箕輪さん、斉藤さん、ヘンドリックス辺境伯と俺で銀行に向かうと、


「ハリーさん、近いうちに寄ってください。穀物売却の相談をしたいので」


「ホフマン辺境伯。今回は有り難う」


 支店に飛んだ。


「4670億デルですね」


 箕輪さんが魔道具を操作した。


「確認してください」


 銀行プレートをヘンドリックス辺境伯に渡す。


「契約は書類が揃う二日後で。斉藤さん作って貰えます?」


「出来ますよ。おまかせください」


「ミノルさん。是非気軽にヘルンブルグに来てください。ゆっくりと話しもしたいですし。念話をオープンしていただけますか?」


 念話友がまた増えた。


「では二日後にまた」


 二人はあっと言う間に帰って行った。

 一つ解決。


「もう一つはどうなったかな。戻りますか」


 箕輪さんと俺は応接間に飛んだ。



 シュナイダー辺境伯はそこに居た。

 30歳を過ぎた辺りの金髪で長身のイケメンオジサンだ。

 隣に居る45歳くらいの中肉中背の日本人は銀行の人だろう。


「お会い出来て光栄です。シュナイダー辺境伯です」


「ミノルと申します。宜しく」


「今回は、借財の肩代わりをしてくださるとの話しで」


「はい、フレードリッヒ叔父さんのご友人の力になれればと思いまして」


「友人など、とんでもない。若輩者に過ぎません」


「箕輪と申します。陸奥銀行ホフマブルグ支店長です」


「山形と申します。陸奥銀行シュテンブルグ支店長です」


 山形さんが俺に挨拶をした。頭の良さそうな人だ。


 シュナイダー辺境伯の借金は4430億デルで、最短が三年で最長が8年。最短は状況が許さない場合、借り換えの面倒は俺が見て残りは出来るだけ陸奥銀行さん。利息は5%に下げてあげるということで決定。

 貸しはがしに参加した御用商人は全員出入り禁止で、後をマイヤー商会が引き受けるということになった。

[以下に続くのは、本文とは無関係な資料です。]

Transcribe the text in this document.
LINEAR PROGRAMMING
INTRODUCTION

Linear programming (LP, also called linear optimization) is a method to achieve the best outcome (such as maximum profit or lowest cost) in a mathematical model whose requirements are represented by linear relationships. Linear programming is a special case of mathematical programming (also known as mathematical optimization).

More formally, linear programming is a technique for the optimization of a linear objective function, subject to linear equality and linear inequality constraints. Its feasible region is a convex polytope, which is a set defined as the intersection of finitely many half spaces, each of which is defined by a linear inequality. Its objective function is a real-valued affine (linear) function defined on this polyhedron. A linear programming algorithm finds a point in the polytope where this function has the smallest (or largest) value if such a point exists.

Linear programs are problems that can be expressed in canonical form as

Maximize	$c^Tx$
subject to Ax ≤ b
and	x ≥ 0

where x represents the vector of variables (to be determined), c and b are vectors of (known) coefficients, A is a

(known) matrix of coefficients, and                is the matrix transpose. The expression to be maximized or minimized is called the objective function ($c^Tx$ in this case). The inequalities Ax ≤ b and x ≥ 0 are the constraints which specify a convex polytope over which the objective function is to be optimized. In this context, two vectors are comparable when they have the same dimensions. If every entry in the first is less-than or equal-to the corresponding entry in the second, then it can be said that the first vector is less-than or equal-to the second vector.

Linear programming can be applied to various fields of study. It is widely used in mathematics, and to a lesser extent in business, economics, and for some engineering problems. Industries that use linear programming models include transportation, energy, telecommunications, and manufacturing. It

 シュナイダー辺境伯は大喜びで三日後契約、本日お金の先渡しで帰って行った。

 俺の念話友がまた一人増えた。


 銀行から帰っで来てフレードリッヒ叔父さんに顔を出した。


「ミノル、ご苦労様。今回の件はとても助かる。王室はこれで三辺境伯に強く出れなくなった。政治的にはすごいことなんだよ」


「お役に立てれば、それで良いことです。別に必要なお金では無いので」


「うちも仕事させていただき、助かりました」


「いえ、ハリーさんが稼ぐと私にも入りますから」


 3人で笑いながら話していると、本当に暗躍しているような気分になる。


 ノア兄さんは、今日ひたすら念話で誰かと話しをしている。

 凄く忙しそうなので、余計な声を掛けないことにした。


「辺境伯様も大変忙しいところ、時間を割いていただき有り難うごさいました」


 ハリーさんは今日の書類の決済をすると言って帰った。

 俺も叔父さんの邪魔をしないよう、自分の部屋に帰った。

 まだ昼前だ。大仕事をアッサリと終わらせた周囲の人達の有能さに、改めて感心した。

 まだ17歳になっていない自分が能力不足なのは仕方ないのだ。

 などと言い訳と自己暗示をかけて、武装フル装備で冒険者ギルドに行くことにした。